Today, despite Soft currency, we are seeing the same situation as the pre-Fed and Gold Std "money shocks" because of insane "hard money" advocates in Congress and Economics (Pete Peterson helped abolish gold/FOREX with Nixon) who -- for no sound reason since we now know better our SHOULD know -- are fiercel fighting against using the power of Govt to restore the real economy.

Lysander Spooner explained, in language I had difficulty grasping today, that ONLY worthless fiat nominal-value money is moral and honest, because hard-linking a money value to a quantity of metal --- by fiat orders of Govt -- is a form of fraud or fiction.  Roddis seems to agree.
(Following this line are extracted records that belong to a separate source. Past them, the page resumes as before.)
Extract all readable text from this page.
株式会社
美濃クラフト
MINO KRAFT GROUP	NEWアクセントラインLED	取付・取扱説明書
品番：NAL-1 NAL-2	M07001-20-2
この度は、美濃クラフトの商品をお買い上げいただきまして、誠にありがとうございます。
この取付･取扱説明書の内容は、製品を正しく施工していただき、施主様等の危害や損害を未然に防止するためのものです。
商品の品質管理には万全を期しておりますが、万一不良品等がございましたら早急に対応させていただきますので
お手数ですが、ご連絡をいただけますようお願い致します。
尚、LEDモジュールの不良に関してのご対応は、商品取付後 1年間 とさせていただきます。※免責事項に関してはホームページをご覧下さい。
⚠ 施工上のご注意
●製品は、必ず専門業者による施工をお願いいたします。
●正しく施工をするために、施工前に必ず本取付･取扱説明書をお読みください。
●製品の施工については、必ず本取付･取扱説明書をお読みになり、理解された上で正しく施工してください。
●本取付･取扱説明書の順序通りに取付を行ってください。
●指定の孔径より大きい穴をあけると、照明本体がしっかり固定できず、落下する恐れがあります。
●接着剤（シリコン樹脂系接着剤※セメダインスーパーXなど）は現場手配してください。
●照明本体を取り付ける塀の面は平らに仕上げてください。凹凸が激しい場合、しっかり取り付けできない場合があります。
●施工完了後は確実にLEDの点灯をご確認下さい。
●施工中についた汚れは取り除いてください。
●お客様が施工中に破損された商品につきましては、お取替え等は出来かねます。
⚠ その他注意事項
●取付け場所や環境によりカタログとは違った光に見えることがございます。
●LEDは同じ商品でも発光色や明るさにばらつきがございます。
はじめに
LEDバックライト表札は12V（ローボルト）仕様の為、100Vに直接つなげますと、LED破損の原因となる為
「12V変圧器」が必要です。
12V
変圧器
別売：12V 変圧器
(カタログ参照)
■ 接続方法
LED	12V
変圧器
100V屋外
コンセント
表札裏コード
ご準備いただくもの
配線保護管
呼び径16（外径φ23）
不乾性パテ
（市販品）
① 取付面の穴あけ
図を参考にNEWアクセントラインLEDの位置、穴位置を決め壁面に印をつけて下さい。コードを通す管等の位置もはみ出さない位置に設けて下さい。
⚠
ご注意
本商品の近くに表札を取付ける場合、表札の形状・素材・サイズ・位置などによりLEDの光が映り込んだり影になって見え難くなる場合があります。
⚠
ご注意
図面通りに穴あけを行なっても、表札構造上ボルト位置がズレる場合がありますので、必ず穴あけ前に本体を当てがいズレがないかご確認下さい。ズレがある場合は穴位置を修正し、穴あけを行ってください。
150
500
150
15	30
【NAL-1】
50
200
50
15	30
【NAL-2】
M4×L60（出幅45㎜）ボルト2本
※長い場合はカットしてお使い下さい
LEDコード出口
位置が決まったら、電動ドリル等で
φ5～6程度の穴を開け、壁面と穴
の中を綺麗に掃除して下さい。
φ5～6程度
Hence, we're stuck with this trade-off.  We could favor PURE anarcho-capitalist money --- i.e. barter at spot prices on everything --- hyper Neoliberalism (read Paul Treanor on that insanity of pushing "markets" to extreme conclusions) --- with the result being that commercial flows aka velocity of money gets slow and sludgy, or we could favor the extreme opposite end of neoliberalism we have now, where $4 Trillion flows around the planet daily and controls against fraud are removed from financial markets (see Matt Taibbi article), with M->M profits on money chasing minor spreads in interest and exchange rates, OR we could point out these grotesque inequities and propose more balanced and democratic solutions and compromise.

I understand why Libertarian/Austrians have been called Marxists on the Right, for their common rigidity and clinging to Ideology without any relation to empirical reality, like a "religion".  Whereas Marx claimed that Scientific Socialism was only valid if it changed and adapted to reality as it emerged and became revealed, Miseans actually REJECT empiricism outright, preferring pure unchecked APRIORI assumptions.